Gendered gaze—don’t know too much about this at the moment—know it is upcoming

somewhere along this course; but the flâneur as male, seems to suggest this idea?

Interesting journal article which explains this concept of the ‘gendered gaze’ and which

needs to be remembered for later is: Wilson, E. (1992) The Invisible Flâneur. New Left

Review. 1/191. [Imported into Papers app.]
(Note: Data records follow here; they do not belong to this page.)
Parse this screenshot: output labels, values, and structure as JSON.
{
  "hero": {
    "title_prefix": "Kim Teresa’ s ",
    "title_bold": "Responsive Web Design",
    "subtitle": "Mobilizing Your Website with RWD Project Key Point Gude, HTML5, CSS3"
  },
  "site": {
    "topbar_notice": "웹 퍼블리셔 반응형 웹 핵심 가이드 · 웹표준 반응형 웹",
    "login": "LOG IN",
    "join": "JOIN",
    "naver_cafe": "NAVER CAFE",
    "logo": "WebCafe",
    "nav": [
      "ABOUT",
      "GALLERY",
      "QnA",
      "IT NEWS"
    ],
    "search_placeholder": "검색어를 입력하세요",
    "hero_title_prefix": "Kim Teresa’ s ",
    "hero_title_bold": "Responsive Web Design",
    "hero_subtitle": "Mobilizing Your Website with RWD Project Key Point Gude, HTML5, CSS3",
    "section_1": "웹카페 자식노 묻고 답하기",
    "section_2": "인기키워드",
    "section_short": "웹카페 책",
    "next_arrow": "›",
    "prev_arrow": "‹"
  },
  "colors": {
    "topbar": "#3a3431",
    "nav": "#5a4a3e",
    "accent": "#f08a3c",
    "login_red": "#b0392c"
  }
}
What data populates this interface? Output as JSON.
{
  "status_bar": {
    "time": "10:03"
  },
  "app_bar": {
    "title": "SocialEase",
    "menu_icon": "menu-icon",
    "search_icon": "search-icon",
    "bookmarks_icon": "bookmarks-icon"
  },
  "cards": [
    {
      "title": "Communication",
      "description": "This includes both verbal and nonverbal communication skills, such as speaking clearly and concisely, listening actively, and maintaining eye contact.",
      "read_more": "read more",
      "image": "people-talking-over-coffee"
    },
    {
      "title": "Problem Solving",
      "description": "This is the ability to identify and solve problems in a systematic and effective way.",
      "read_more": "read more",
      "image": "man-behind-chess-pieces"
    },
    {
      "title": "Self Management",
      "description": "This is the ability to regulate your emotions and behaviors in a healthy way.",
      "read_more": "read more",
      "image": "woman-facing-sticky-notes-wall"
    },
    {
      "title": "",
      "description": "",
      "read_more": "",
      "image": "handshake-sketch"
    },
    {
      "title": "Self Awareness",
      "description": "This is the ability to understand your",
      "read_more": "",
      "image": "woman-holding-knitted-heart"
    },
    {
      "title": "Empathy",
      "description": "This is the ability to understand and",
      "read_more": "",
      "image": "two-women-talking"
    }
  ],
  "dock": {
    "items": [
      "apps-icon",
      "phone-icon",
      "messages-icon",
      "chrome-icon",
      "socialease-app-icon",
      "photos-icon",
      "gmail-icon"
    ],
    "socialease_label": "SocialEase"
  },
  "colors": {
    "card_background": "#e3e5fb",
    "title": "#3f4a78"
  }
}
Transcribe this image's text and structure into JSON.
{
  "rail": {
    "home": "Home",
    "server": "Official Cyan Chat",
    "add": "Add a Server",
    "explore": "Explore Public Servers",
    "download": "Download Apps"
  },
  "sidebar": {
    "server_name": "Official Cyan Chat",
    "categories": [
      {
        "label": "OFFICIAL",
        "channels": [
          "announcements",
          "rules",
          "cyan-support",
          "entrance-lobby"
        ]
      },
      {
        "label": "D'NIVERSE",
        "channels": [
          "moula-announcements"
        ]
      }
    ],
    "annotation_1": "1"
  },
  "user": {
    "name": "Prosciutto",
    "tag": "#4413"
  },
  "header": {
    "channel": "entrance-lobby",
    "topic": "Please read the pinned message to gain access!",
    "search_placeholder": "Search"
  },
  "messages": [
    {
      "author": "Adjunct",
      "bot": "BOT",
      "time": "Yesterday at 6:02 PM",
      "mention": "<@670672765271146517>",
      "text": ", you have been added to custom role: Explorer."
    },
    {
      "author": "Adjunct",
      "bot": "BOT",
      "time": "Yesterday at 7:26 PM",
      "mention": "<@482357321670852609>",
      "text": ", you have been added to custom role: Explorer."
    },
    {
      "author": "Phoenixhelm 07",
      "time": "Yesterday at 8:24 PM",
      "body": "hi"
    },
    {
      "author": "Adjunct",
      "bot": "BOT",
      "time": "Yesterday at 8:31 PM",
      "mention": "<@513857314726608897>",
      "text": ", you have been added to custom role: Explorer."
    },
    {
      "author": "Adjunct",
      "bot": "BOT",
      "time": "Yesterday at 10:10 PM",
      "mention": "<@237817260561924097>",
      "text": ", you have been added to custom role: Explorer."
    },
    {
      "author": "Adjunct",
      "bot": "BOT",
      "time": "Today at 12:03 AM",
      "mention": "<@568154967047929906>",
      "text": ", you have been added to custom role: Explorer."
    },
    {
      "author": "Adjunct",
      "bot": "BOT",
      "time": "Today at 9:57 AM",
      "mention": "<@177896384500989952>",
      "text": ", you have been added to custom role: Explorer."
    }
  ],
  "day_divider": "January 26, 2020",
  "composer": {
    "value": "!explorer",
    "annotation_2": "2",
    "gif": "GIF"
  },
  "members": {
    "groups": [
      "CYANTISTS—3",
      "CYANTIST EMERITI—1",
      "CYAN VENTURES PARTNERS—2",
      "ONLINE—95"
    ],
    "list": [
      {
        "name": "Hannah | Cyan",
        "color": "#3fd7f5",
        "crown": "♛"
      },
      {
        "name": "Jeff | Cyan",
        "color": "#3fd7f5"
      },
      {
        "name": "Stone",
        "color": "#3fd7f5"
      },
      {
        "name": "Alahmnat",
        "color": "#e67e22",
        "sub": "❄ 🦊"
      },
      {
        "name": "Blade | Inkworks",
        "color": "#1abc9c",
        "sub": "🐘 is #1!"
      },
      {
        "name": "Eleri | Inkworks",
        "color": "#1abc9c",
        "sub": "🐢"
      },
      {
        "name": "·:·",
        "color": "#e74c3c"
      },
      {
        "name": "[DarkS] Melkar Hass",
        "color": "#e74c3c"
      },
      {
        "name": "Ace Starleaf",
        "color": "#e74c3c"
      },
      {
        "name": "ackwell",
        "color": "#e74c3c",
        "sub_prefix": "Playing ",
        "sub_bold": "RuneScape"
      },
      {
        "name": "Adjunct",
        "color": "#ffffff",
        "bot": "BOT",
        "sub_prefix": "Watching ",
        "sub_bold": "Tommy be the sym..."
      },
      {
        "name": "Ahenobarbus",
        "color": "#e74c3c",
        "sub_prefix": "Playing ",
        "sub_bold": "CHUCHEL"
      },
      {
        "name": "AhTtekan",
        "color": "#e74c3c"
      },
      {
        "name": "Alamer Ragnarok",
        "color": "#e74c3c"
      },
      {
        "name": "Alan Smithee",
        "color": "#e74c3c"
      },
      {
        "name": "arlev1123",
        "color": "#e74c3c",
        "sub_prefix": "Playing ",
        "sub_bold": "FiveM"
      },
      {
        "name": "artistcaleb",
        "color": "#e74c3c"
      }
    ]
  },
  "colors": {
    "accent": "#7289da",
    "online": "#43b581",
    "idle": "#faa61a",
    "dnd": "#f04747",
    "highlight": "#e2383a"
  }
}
Possible problem with the notes regarding the period of the flâneur—suggests that the

flâneur developed at same time as development of the department store [maybe I am

misinterpreting notes?]—but from what I have read thus far, flâneur existed from early

1800s, department stores mid-to-late 1800s; and thinking that Benjamin saw department

stores, mass-production, consumerism and commodification as factors leading to the

death of the flâneur?

Whether or not the concept of female flâneur/ flâneuse use was possible in terms of the

way that Baudelaire saw the role of the flâneur and the structure of society at the time of

writing—the ‘decent’ woman was very much confined to the private space—the public

space was the realm of the male and the prostitute or courtesan—Wolff, Pollock. Coming

to terms with the concept that females at this time “had no status”—this came to them

from the status of the male who accompanied them—therefore there could be no female

flâneuse in the nineteenth century??